Muy añejo es el dicho “a donde fueres haz lo que vieres”, pero estarán de acuerdo conmigo: aun a las mujeres nos lleva un rato saberle los modos a sociedades diferentes a las nuestras, donde crecimos y nos hicimos personas. Bueno, pues de ahí el error garrafal cometido por quien esto escribe.

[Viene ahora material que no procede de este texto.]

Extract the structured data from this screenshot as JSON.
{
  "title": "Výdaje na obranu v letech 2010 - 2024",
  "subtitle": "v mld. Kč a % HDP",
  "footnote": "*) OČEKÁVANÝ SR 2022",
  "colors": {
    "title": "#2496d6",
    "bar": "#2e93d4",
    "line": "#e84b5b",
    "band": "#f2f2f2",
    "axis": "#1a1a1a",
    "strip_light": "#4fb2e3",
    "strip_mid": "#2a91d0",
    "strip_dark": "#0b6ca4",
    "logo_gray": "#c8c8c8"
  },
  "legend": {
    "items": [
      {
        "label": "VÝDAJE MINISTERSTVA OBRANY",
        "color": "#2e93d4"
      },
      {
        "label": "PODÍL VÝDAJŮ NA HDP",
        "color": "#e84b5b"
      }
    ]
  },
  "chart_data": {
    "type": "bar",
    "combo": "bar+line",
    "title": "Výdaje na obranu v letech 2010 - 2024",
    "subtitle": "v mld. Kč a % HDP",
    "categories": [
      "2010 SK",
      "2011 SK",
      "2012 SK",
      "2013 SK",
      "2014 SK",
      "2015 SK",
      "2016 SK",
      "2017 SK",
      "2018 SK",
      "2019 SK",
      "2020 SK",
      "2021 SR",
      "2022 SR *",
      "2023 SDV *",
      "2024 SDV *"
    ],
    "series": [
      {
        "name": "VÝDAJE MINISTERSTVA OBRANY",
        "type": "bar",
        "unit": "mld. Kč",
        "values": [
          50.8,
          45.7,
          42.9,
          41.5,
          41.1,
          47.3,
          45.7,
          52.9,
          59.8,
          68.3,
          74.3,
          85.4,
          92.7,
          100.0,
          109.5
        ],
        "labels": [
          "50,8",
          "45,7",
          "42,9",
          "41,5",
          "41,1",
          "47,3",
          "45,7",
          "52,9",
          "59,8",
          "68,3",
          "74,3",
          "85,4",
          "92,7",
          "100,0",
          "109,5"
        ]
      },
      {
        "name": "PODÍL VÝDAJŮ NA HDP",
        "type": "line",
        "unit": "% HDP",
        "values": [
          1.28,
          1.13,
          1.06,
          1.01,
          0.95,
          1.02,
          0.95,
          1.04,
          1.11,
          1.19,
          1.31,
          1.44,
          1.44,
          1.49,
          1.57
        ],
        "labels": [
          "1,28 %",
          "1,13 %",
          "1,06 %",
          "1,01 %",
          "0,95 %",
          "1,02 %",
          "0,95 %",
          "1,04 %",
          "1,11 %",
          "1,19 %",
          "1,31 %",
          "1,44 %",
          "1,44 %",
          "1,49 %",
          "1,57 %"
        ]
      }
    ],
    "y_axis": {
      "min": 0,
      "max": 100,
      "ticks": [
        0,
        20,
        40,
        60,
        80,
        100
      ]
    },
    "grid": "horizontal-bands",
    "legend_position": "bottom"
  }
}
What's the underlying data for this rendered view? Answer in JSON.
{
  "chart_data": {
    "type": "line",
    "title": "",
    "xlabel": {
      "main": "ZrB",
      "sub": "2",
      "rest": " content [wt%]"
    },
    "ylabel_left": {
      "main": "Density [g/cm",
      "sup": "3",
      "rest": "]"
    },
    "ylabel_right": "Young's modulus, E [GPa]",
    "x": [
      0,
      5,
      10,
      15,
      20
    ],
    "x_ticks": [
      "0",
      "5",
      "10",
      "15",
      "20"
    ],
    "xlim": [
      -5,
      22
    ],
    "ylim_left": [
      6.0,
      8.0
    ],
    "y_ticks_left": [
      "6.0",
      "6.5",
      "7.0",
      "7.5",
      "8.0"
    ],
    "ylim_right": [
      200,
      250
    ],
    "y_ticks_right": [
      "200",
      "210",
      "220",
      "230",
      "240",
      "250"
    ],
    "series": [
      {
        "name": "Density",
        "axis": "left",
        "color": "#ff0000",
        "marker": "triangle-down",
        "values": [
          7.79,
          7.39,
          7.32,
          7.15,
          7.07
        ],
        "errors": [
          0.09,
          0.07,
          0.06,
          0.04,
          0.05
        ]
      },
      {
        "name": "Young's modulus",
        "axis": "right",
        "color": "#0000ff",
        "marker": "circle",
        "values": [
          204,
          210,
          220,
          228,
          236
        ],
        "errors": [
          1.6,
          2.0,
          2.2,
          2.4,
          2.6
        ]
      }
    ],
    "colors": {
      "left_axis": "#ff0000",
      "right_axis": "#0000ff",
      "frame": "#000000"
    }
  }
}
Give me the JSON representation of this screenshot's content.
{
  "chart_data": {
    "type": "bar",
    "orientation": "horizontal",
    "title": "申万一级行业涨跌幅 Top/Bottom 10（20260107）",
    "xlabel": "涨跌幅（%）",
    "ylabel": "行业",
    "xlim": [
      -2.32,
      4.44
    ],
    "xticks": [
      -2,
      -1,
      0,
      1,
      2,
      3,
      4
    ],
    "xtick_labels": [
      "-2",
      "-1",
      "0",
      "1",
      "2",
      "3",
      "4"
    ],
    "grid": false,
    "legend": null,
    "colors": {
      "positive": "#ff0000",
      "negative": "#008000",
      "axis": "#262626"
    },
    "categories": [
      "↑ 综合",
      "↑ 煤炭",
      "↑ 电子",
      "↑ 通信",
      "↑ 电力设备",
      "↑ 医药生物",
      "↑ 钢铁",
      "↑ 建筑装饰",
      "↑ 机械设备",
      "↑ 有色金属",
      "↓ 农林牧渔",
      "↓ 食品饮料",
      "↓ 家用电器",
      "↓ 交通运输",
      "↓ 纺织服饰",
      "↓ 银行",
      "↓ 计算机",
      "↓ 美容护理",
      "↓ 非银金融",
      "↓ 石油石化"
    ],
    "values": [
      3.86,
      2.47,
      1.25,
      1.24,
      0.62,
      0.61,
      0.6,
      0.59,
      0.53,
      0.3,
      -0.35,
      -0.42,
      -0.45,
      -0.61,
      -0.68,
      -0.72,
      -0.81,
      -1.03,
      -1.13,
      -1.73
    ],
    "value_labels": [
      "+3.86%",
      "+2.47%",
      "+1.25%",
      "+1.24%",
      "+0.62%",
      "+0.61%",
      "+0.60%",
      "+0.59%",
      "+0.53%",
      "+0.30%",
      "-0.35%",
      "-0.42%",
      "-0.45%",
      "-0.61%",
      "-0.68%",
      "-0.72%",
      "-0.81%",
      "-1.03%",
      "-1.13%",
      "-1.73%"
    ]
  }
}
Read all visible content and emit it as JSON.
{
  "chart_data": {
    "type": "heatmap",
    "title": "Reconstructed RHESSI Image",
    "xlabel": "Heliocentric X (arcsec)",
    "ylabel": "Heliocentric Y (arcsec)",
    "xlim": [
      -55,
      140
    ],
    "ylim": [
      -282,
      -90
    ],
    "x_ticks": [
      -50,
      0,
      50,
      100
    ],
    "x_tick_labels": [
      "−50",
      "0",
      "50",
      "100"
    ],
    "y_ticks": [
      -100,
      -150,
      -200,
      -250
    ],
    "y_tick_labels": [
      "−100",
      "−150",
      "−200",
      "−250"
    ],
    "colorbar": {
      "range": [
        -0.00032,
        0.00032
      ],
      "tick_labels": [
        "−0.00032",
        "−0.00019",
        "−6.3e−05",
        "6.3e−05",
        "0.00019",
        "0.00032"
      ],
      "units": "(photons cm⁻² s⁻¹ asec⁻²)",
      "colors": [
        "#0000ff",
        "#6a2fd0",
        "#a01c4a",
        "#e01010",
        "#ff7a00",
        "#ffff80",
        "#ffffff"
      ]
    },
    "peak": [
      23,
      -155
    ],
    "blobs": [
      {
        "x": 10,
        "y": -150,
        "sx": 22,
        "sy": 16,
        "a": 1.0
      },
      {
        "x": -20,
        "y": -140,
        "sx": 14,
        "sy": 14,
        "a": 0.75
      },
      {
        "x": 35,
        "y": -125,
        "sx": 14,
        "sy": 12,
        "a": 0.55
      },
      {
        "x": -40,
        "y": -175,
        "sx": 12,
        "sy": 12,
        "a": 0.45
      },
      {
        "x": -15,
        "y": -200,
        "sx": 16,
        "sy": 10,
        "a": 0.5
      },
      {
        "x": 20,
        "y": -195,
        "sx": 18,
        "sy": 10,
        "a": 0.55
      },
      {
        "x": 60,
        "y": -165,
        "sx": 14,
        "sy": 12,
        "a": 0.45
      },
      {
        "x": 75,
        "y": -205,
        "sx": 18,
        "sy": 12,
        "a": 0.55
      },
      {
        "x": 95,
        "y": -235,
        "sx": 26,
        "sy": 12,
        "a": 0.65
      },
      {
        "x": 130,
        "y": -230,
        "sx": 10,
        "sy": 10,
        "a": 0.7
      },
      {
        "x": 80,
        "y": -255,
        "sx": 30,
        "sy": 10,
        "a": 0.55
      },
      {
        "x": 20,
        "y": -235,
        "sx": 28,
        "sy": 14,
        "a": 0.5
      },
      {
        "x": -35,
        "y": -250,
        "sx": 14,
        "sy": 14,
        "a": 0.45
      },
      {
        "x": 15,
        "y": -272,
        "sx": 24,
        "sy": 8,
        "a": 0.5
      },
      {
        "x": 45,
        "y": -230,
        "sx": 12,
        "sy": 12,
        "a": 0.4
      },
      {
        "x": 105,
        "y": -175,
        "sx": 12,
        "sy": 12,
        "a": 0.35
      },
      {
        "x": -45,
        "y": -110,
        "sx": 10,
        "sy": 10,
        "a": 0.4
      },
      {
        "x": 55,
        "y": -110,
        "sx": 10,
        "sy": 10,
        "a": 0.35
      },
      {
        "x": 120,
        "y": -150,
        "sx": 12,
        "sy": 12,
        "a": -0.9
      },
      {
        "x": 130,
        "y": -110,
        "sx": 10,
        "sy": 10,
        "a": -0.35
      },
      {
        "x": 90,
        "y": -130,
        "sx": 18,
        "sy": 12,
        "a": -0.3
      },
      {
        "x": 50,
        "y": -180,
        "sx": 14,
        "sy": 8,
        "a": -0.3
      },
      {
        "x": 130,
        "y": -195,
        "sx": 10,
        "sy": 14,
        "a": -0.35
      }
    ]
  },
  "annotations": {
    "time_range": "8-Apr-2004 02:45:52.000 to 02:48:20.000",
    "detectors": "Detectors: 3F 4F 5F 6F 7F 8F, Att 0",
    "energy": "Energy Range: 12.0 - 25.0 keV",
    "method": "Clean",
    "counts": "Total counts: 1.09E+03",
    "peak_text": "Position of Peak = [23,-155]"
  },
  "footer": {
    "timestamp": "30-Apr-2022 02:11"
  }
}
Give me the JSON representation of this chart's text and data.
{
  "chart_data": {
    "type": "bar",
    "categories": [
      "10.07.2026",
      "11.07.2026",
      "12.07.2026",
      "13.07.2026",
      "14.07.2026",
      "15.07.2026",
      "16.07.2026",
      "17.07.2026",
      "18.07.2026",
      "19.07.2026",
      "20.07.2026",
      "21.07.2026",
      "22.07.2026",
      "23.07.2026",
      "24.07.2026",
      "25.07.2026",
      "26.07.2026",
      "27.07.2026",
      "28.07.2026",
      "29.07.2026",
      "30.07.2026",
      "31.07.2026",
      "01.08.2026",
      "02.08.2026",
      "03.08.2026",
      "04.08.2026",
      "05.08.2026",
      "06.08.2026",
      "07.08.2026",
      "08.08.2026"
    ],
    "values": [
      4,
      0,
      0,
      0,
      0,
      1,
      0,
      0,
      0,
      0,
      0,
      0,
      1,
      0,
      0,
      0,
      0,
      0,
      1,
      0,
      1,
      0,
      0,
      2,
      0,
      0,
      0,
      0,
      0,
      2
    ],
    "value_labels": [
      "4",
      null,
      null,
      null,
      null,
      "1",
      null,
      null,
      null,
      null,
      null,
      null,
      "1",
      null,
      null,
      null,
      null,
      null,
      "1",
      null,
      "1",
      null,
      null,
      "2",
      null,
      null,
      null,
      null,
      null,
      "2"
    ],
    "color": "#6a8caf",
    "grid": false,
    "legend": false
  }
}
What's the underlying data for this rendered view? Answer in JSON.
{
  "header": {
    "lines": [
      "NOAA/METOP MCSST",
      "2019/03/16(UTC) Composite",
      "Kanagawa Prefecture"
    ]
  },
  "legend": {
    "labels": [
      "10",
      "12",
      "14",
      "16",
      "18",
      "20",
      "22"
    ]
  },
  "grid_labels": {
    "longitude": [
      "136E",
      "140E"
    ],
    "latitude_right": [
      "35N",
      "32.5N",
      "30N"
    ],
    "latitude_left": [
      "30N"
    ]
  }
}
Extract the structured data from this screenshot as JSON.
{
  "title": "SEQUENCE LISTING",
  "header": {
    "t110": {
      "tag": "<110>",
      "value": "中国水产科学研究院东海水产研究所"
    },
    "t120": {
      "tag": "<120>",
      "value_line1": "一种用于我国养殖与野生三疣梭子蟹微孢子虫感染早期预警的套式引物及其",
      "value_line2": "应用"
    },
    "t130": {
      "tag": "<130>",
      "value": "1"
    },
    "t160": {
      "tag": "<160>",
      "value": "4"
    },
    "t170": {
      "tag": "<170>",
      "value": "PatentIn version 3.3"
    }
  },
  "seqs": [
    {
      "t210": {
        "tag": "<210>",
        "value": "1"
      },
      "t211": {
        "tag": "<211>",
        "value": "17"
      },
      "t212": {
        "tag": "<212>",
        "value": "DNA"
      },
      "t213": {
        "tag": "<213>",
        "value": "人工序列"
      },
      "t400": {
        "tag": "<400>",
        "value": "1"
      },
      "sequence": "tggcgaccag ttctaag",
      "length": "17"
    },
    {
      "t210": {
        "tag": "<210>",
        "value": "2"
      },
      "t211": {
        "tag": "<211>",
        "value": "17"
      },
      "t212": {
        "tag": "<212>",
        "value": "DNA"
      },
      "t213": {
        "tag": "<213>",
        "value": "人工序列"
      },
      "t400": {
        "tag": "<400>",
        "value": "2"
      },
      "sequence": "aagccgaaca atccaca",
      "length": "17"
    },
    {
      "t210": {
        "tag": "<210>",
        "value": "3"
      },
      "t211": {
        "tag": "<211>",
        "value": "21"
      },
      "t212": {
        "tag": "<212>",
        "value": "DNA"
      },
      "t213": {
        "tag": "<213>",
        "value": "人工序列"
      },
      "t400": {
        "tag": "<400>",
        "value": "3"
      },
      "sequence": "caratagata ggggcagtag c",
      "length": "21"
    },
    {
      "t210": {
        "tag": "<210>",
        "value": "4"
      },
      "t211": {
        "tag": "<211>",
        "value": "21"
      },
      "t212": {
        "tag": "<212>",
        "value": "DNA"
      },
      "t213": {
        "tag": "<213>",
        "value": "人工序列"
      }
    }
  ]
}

Fui a visitar a una querida amiga, quien entonces vivía en San Antonio, Texas, matrimoniada con un hombre paradigmáticamente norteamericano. En realidad sólo fueron dos deslices, pequeños para el hombre, pero enormes para la humanidad. Ella se divorció unos meses después, y me resisto a pensar que mi acto de vandálica informalidad fue el causante, o por lo menos, el pretexto perfecto.

Arribé a su casa, miré el piso del departamento y me pareció lo suficientemente amplio para dormir en cualquier rincón, como hacen las familias mexicanas cuando llega un huésped, pues estamos de acuerdo que, en nuestra querendona sociedad, insistir en alojarse en un hotel llega a ser muy ofensivo. Pues no fue el caso, el hombre aquél montó en cólera cuando sospechó mi intención; quise arreglar el desaguisado, ofrecí buscar algún hostal, de perdis, pero entonces se armó la revuelta entre los esposos y yo quedé como personaje de caricatura, entre el estira y afloja.

Al otro día, nuevamente estuve en el ajo cuando no supe si, en el restaurante, pagar la cuenta de todos, la mía nada más o ninguna. El hombre se expresó despectivamente de los mexicanos y supe entonces cuánto mis clases de inglés estaban cobrando forma porque entendía hasta las palabrotas.

Pero si no se equivoca uno por lo menos, lo hace por lo más. Ya ven ustedes cómo en la ciudad no es muy bien visto detenerse a platicar largamente, con todo y prólogo, en una visita oficial o en la calle si es encuentro fortuito, por aquello de las prisas. Pues debo decirles que en el rancho me hice fama de la más gruñona de todos, porque si era menester acudir a casa ajena para arreglar asuntos, saludaba e iba al grano. Supe cómo don Chuyito se cuestionó si realmente yo tenía estudios, pues yo obviaba la parte más importante: el rapport, saludo extendido, comentario del clima, actualización del estado familiar y, de pasada, el asunto en común.

No le haya uno, señoras y señores. Sólo espero nadie comente sobre este bochornoso asunto que llevo a cuestas, pero tanto me pesaba que debía decirlo a alguien. Gracias por escuchar y guardarme el secretito.